On that occasion we escaped. Almost 700 years earlier, the world was not so lucky. The Black Death, the greatest disaster to befall humanity, killed half the population. It was spread by fleas that lived on rats and, once they died, turned their attention to humans. It originated in the Russian steppes and was carried via trade routes through the Middle East, Europe and eventually to the village of Walsham in Suffolk, where this book is set.
Why Walsham? Because an exceptional number of documents survive. This has enabled Hatcher, professor of history at Cambridge, to recreate the events through the eyes of the residents with scrupulous attention to detail. The result is a gripping read - part historical inquiry, part novel.
The story is centred round Master John, the parish priest, whom Hatcher has invested with an exceptional sense of vocation and a crippling conscience, questioning his faith as the plague advances. There was only one defence against the pestilence - to beg God for forgiveness. In the church's eyes, it was a punishment visited on a sinful world. Yet as the disease advanced it cut down the innocent and guilty, young and old. It was its failure to discriminate that taxed his belief. It also undermined the faith of his parishioners, who reacted with uncontrolled excitement to the arrival of every itinerant quack.

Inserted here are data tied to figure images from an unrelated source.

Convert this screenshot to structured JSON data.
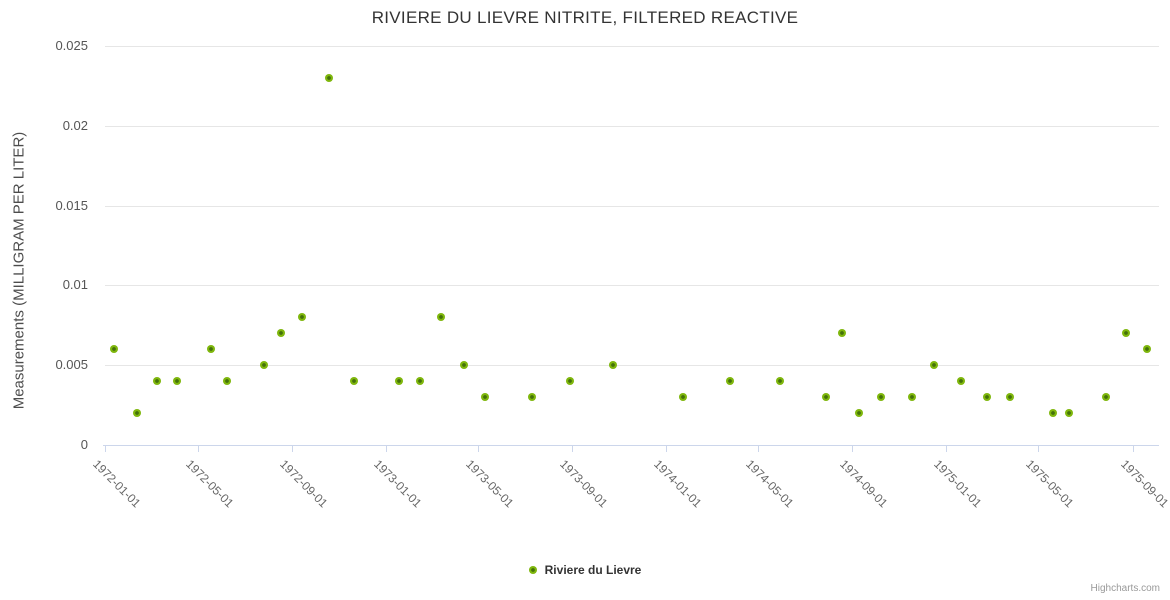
{
  "title": "RIVIERE DU LIEVRE NITRITE, FILTERED REACTIVE",
  "legend": {
    "label": "Riviere du Lievre"
  },
  "credits": "Highcharts.com",
  "colors": {
    "point_outer": "#7fb70d",
    "point_inner": "#44710a",
    "grid": "#e6e6e6",
    "axis_line": "#ccd6eb",
    "title_text": "#333333",
    "label_text": "#666666"
  },
  "chart_data": {
    "type": "scatter",
    "title": "RIVIERE DU LIEVRE NITRITE, FILTERED REACTIVE",
    "xlabel": "",
    "ylabel": "Measurements (MILLIGRAM PER LITER)",
    "ylim": [
      0,
      0.025
    ],
    "y_tick_labels": [
      "0",
      "0.005",
      "0.01",
      "0.015",
      "0.02",
      "0.025"
    ],
    "y_tick_values": [
      0,
      0.005,
      0.01,
      0.015,
      0.02,
      0.025
    ],
    "x_tick_labels": [
      "1972-01-01",
      "1972-05-01",
      "1972-09-01",
      "1973-01-01",
      "1973-05-01",
      "1973-09-01",
      "1974-01-01",
      "1974-05-01",
      "1974-09-01",
      "1975-01-01",
      "1975-05-01",
      "1975-09-01"
    ],
    "x_range": [
      "1972-01-01",
      "1975-09-01"
    ],
    "grid": true,
    "legend_position": "bottom-center",
    "series": [
      {
        "name": "Riviere du Lievre",
        "color": "#7fb70d",
        "points": [
          {
            "date": "1972-01-13",
            "value": 0.006
          },
          {
            "date": "1972-02-12",
            "value": 0.002
          },
          {
            "date": "1972-03-09",
            "value": 0.004
          },
          {
            "date": "1972-04-04",
            "value": 0.004
          },
          {
            "date": "1972-05-18",
            "value": 0.006
          },
          {
            "date": "1972-06-08",
            "value": 0.004
          },
          {
            "date": "1972-07-26",
            "value": 0.005
          },
          {
            "date": "1972-08-17",
            "value": 0.007
          },
          {
            "date": "1972-09-14",
            "value": 0.008
          },
          {
            "date": "1972-10-19",
            "value": 0.023
          },
          {
            "date": "1972-11-20",
            "value": 0.004
          },
          {
            "date": "1973-01-18",
            "value": 0.004
          },
          {
            "date": "1973-02-14",
            "value": 0.004
          },
          {
            "date": "1973-03-14",
            "value": 0.008
          },
          {
            "date": "1973-04-13",
            "value": 0.005
          },
          {
            "date": "1973-05-10",
            "value": 0.003
          },
          {
            "date": "1973-07-11",
            "value": 0.003
          },
          {
            "date": "1973-08-29",
            "value": 0.004
          },
          {
            "date": "1973-10-24",
            "value": 0.005
          },
          {
            "date": "1974-01-23",
            "value": 0.003
          },
          {
            "date": "1974-03-26",
            "value": 0.004
          },
          {
            "date": "1974-05-30",
            "value": 0.004
          },
          {
            "date": "1974-07-29",
            "value": 0.003
          },
          {
            "date": "1974-08-19",
            "value": 0.007
          },
          {
            "date": "1974-09-09",
            "value": 0.002
          },
          {
            "date": "1974-10-08",
            "value": 0.003
          },
          {
            "date": "1974-11-18",
            "value": 0.003
          },
          {
            "date": "1974-12-16",
            "value": 0.005
          },
          {
            "date": "1975-01-20",
            "value": 0.004
          },
          {
            "date": "1975-02-24",
            "value": 0.003
          },
          {
            "date": "1975-03-25",
            "value": 0.003
          },
          {
            "date": "1975-05-20",
            "value": 0.002
          },
          {
            "date": "1975-06-10",
            "value": 0.002
          },
          {
            "date": "1975-07-29",
            "value": 0.003
          },
          {
            "date": "1975-08-24",
            "value": 0.007
          },
          {
            "date": "1975-09-20",
            "value": 0.006
          }
        ]
      }
    ]
  }
}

Some devised their own remedies, such as Edmund de Welles, owner of High Hall, who bent over a chamber pot and breathed in. He survived. Others lost their faith and abandoned themselves to their fate, eating, drinking and fornicating, while still others shunned worldly things and flagellated their flesh. In two months, half the village's 1,500 population were dead, their corpses piling up. By June, the plague had started to wane, only to be replaced by a new scourge.
With the population halved there was a desperate shortage of labour. Wages soared, plunging the country into economic crisis and changing the relationship between landlord and tenant for ever. It is impossible to read this book without wondering how the modern world would cope with a plague. Bird flu is waiting to strike and while we have a much-improved medical arsenal, the potential for devastation remains. Sars wreaked havoc in a few weeks. When the next plague strikes we must hope we are better prepared.